Question 158·Medium·Cross-Text Connections
Text 1
Some historians argue that the earliest long-distance Pacific voyages were guided exclusively by memorized star paths. In this view, swells, winds, and animal behavior were too variable to be dependable, so navigators trained primarily in reading the night sky; the star compass alone provided a stable, consistent framework for travel between islands.
Text 2
Interviews with master navigators and records of traditional training suggest that stellar knowledge was central but not solitary. Navigators routinely cross-checked star bearings with the direction and rhythm of ocean swells, the dusk and dawn movements of seabirds, and the distinctive cloud formations that can gather above low coral atolls. When overcast skies obscured stars, these additional cues became primary. Thus, wayfinding relied on a coordinated set of signals rather than any single source.
Based on the texts, how would the author of Text 2 most likely characterize the claim in Text 1 that Pacific navigators relied exclusively on stars?
For cross-text connection questions, first summarize each text’s main point in a short phrase (e.g., “Text 1: only stars,” “Text 2: stars plus other cues”). Then decide how Text 2 relates to Text 1: does it agree, disagree, or partly agree but qualify or add information? Finally, eliminate answer choices that add new ideas not in the texts or that go to extremes (like “only” or “solely”) that don’t match what is actually said, and choose the one that best captures the exact relationship between the two texts.
Hints
Clarify Text 1’s position
Underline the words in Text 1 that describe how much navigators supposedly relied on stars (look for terms like “exclusively” and mentions of the star compass). What is Text 1 saying about other cues like swells and animals?
Clarify Text 2’s position
In Text 2, find the sentence with the phrase “central but not solitary.” What does that tell you about the role of stars, and what other types of information do navigators use?

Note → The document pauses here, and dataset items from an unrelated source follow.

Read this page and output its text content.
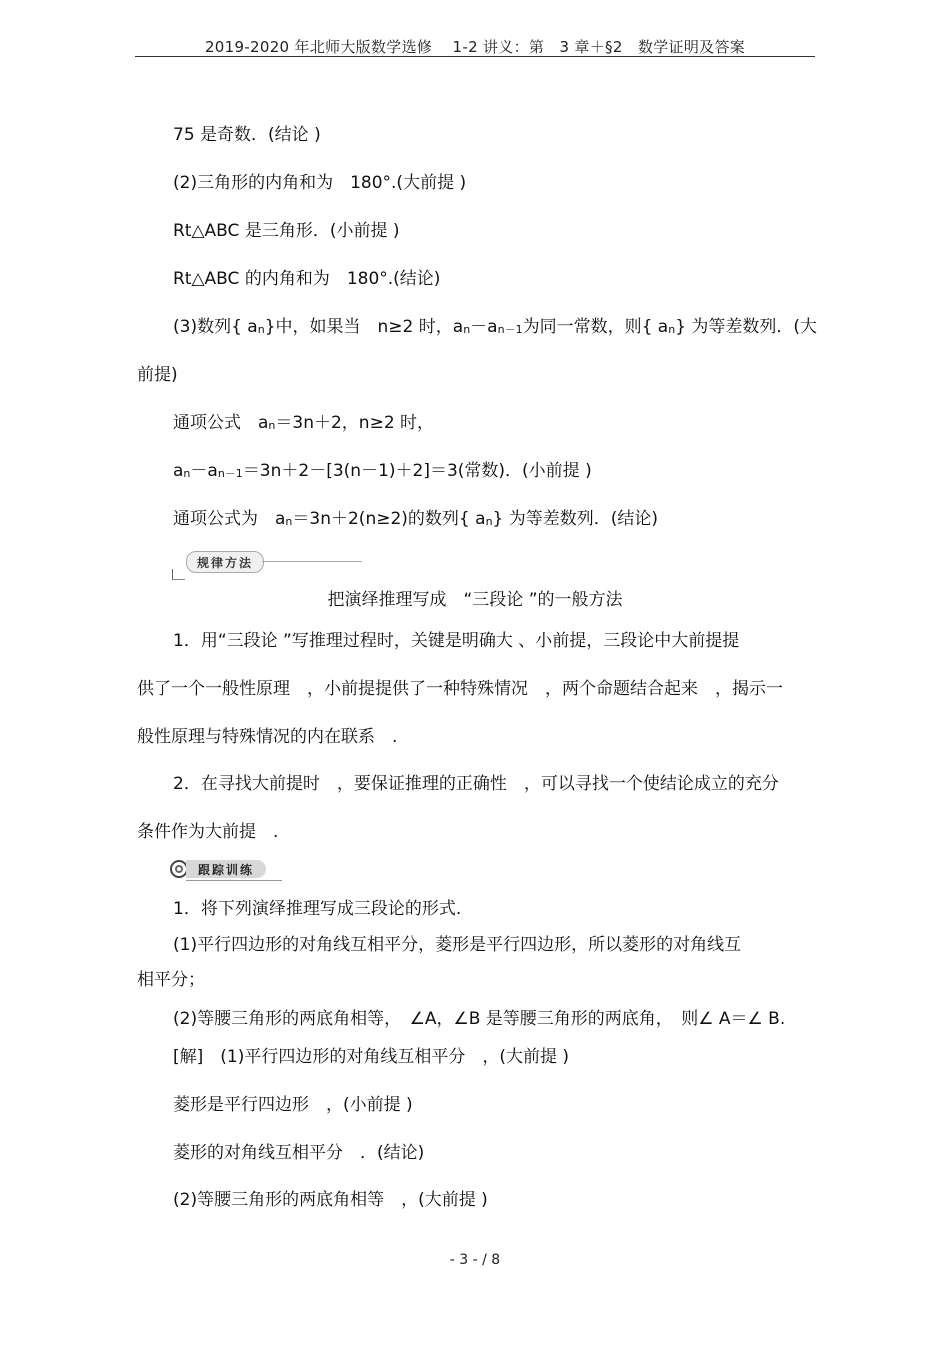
2019-2020 年北师大版数学选修　 1-2 讲义：第　3 章＋§2　数学证明及答案
75 是奇数．(结论 )
(2)三角形的内角和为　180°.(大前提 )
Rt△ABC 是三角形．(小前提 )
Rt△ABC 的内角和为　180°.(结论)
(3)数列{ an}中，如果当　n≥2 时，an－an－1为同一常数，则{ an} 为等差数列．(大
前提)
通项公式　an＝3n＋2，n≥2 时，
an－an－1＝3n＋2－[3(n－1)＋2]＝3(常数)．(小前提 )
通项公式为　an＝3n＋2(n≥2)的数列{ an} 为等差数列．(结论)
规律方法
把演绎推理写成　“三段论 ”的一般方法
1．用“三段论 ”写推理过程时，关键是明确大 、小前提，三段论中大前提提
供了一个一般性原理　，小前提提供了一种特殊情况　，两个命题结合起来　，揭示一
般性原理与特殊情况的内在联系　.
2．在寻找大前提时　，要保证推理的正确性　，可以寻找一个使结论成立的充分
条件作为大前提　.
跟踪训练
1．将下列演绎推理写成三段论的形式.
(1)平行四边形的对角线互相平分，菱形是平行四边形，所以菱形的对角线互
相平分；
(2)等腰三角形的两底角相等，　∠A，∠B 是等腰三角形的两底角，　则∠ A＝∠ B.
[解]　(1)平行四边形的对角线互相平分　，(大前提 )
菱形是平行四边形　，(小前提 )
菱形的对角线互相平分　．(结论)
(2)等腰三角形的两底角相等　，(大前提 )
- 3 - / 8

Compare the two views directly
Ask yourself: Does Text 2 completely agree with Text 1, completely disagree, or partly agree but say something is missing? Then choose the option that matches that relationship most accurately.
Step-by-step Explanation
Identify Text 1’s main claim
Focus on the key wording in Text 1: it says voyages were guided “exclusively by memorized star paths” and that “the star compass alone provided a stable, consistent framework.” This means Text 1 claims navigators relied only on stars and that other cues (swells, winds, animals) were not dependable.
Identify Text 2’s view of how navigation worked
Text 2 says “stellar knowledge was central but not solitary” and that navigators “routinely cross-checked star bearings” with swells, seabirds, and cloud formations. It also says that when stars were obscured, other cues became primary, and that wayfinding relied on “a coordinated set of signals rather than any single source.” So Text 2:
- Still treats stars as central/important
- But insists other cues were also systematic and used together with stars.
Decide how Text 2 would respond to Text 1’s claim
Text 1 overstates things by saying navigators relied exclusively on stars and that the star compass alone was the framework. Text 2 would partially agree (stars are central) but would object to the word “exclusively” and to ignoring the other cues it describes as part of a coordinated set. So Text 2 would say Text 1’s claim is too limited and leaves out important parts of how navigation really worked.
Match that characterization to the answer choice
We need the choice that says: stars were indeed central, but the claim is incomplete because it ignores other systematic cues used alongside stars. That is exactly answer C) By acknowledging stars as central while arguing that the claim overlooks other systematic cues navigators used in concert.